Needless to say, most of the company’s customers weren’t particularly impressed by the restrictions, which let companies monopolize repair, but hurt farmers’ livelihoods by forcing them to visit only “authorized” repair shops that may be countless miles away from the farm. As a result, many of these folks have amusingly turned toward using unauthorized tractor firmware pirated and modified in Eastern Europe to free themselves of arbitrary, obnoxious and unnecessary restrictions on what they can do with gear they technically own:
“There’s software out there a guy can get his hands on if he looks for it,” one farmer and repair mechanic in Nebraska who uses cracked John Deere software told me. “I’m not a big business or anything, but let’s say you’ve got a guy here who has a tractor and something goes wrong with it—the nearest dealership is 40 miles away, but you’ve got me or a diesel shop a mile away. The only way we can fix things is illegally, which is what’s holding back free enterprise more than anything and hampers a farmer’s ability to get stuff done, too.”
As a result, tractor owners visit various forums to not only buy pirated and modified repair software, but the cables required to perform diagnostics and install updates. In 2015, we noted how the Library of Congress authorized some vehicle-focused exemptions allowing for this kind of legal tinkering, but saddled the exemptions will all manner of bizarre and unnecessary caveats. Right around that time, John Deere began requiring that farmers sign licensing agreements giving the company the right to sue for breach of contract (they haven’t yet).

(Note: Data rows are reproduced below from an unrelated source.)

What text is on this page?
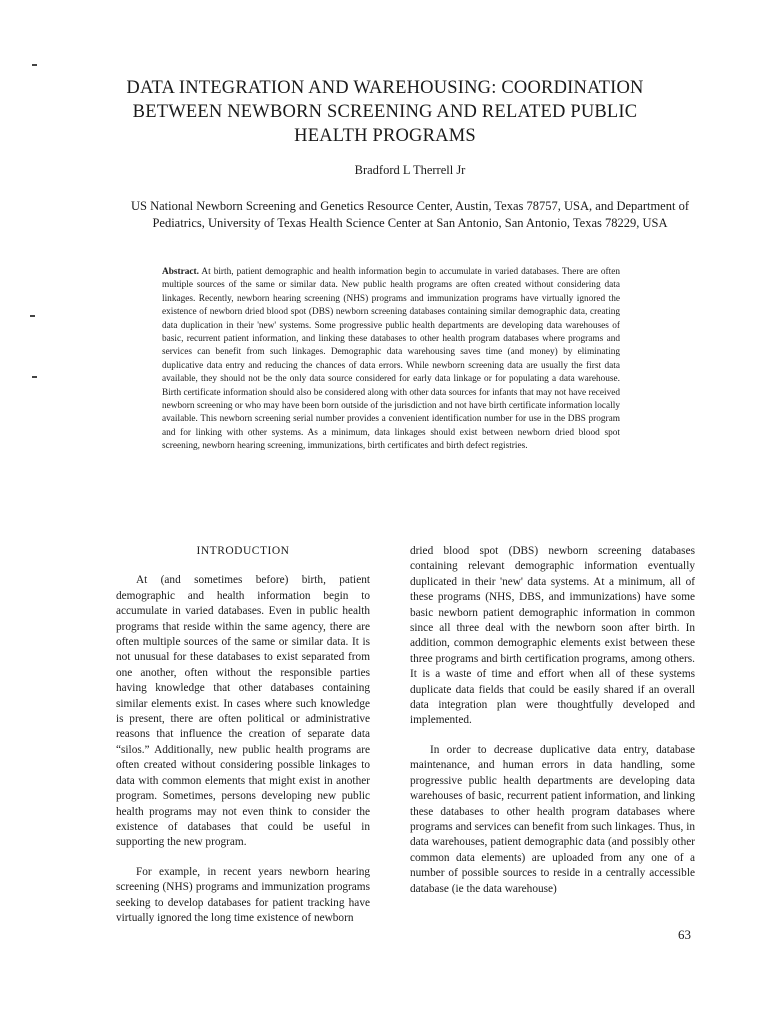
DATA INTEGRATION AND WAREHOUSING: COORDINATION BETWEEN NEWBORN SCREENING AND RELATED PUBLIC HEALTH PROGRAMS
Bradford L Therrell Jr
US National Newborn Screening and Genetics Resource Center, Austin, Texas 78757, USA, and Department of Pediatrics, University of Texas Health Science Center at San Antonio, San Antonio, Texas 78229, USA
Abstract. At birth, patient demographic and health information begin to accumulate in varied databases. There are often multiple sources of the same or similar data. New public health programs are often created without considering data linkages. Recently, newborn hearing screening (NHS) programs and immunization programs have virtually ignored the existence of newborn dried blood spot (DBS) newborn screening databases containing similar demographic data, creating data duplication in their 'new' systems. Some progressive public health departments are developing data warehouses of basic, recurrent patient information, and linking these databases to other health program databases where programs and services can benefit from such linkages. Demographic data warehousing saves time (and money) by eliminating duplicative data entry and reducing the chances of data errors. While newborn screening data are usually the first data available, they should not be the only data source considered for early data linkage or for populating a data warehouse. Birth certificate information should also be considered along with other data sources for infants that may not have received newborn screening or who may have been born outside of the jurisdiction and not have birth certificate information locally available. This newborn screening serial number provides a convenient identification number for use in the DBS program and for linking with other systems. As a minimum, data linkages should exist between newborn dried blood spot screening, newborn hearing screening, immunizations, birth certificates and birth defect registries.
INTRODUCTION

At (and sometimes before) birth, patient demographic and health information begin to accumulate in varied databases. Even in public health programs that reside within the same agency, there are often multiple sources of the same or similar data. It is not unusual for these databases to exist separated from one another, often without the responsible parties having knowledge that other databases containing similar elements exist. In cases where such knowledge is present, there are often political or administrative reasons that influence the creation of separate data “silos.” Additionally, new public health programs are often created without considering possible linkages to data with common elements that might exist in another program. Sometimes, persons developing new public health programs may not even think to consider the existence of databases that could be useful in supporting the new program.

For example, in recent years newborn hearing screening (NHS) programs and immunization programs seeking to develop databases for patient tracking have virtually ignored the long time existence of newborn

dried blood spot (DBS) newborn screening databases containing relevant demographic information eventually duplicated in their 'new' data systems. At a minimum, all of these programs (NHS, DBS, and immunizations) have some basic newborn patient demographic information in common since all three deal with the newborn soon after birth. In addition, common demographic elements exist between these three programs and birth certification programs, among others. It is a waste of time and effort when all of these systems duplicate data fields that could be easily shared if an overall data integration plan were thoughtfully developed and implemented.

In order to decrease duplicative data entry, database maintenance, and human errors in data handling, some progressive public health departments are developing data warehouses of basic, recurrent patient information, and linking these databases to other health program databases where programs and services can benefit from such linkages. Thus, in data warehouses, patient demographic data (and possibly other common data elements) are uploaded from any one of a number of possible sources to reside in a centrally accessible database (ie the data warehouse)

63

Of course, if you ask the company why a “black market” specifically tailored for annoyed farmers has blossomed, you’re simply told there’s nothing to see here, there are no repair issues, and the company makes it perfectly easy for farmers to diagnose issues and repair their vehicles. But actual farmers and folks fighting for right to repair legislation say that’s simply not the case. For example, tractor owners who say they modify their tractors using anaerobic digesters to fuel them with pig methane, say they’re technically violating John Deere’s terms of service:
“They require buyers to accept an End User License Agreement that disallows all of the activities they say are allowed in their statement,” (Gay Gordon-Byrne, executive director of Repair.org) said. “Deere is a monopolist and has systematically taken over the role of equipment owner, despite having been paid fairly and fully for equipment. Their claims to control equipment post-purchase are inconsistent with all aspects of ownership including accounting, taxation, and transfer of products into the secondary market.”
These farmers also say they’re worried that if a company like John Deere is sold, they could wind up stuck without the ability to modify or repair older hardware they likely made a significant investment in. As a result, these annoyed farmers are the cornerstone of the right to repair push currently winding its way through the Nebraska, New York, Minnesota, Wyoming, Tennessee, Kansas, Massachusetts, and Illinois state legislatures. And the companies fighting these bills simply refuse to publicly acknowledge they’re doing so, which tells you everything you need to know about the “value” these restrictions actually provide.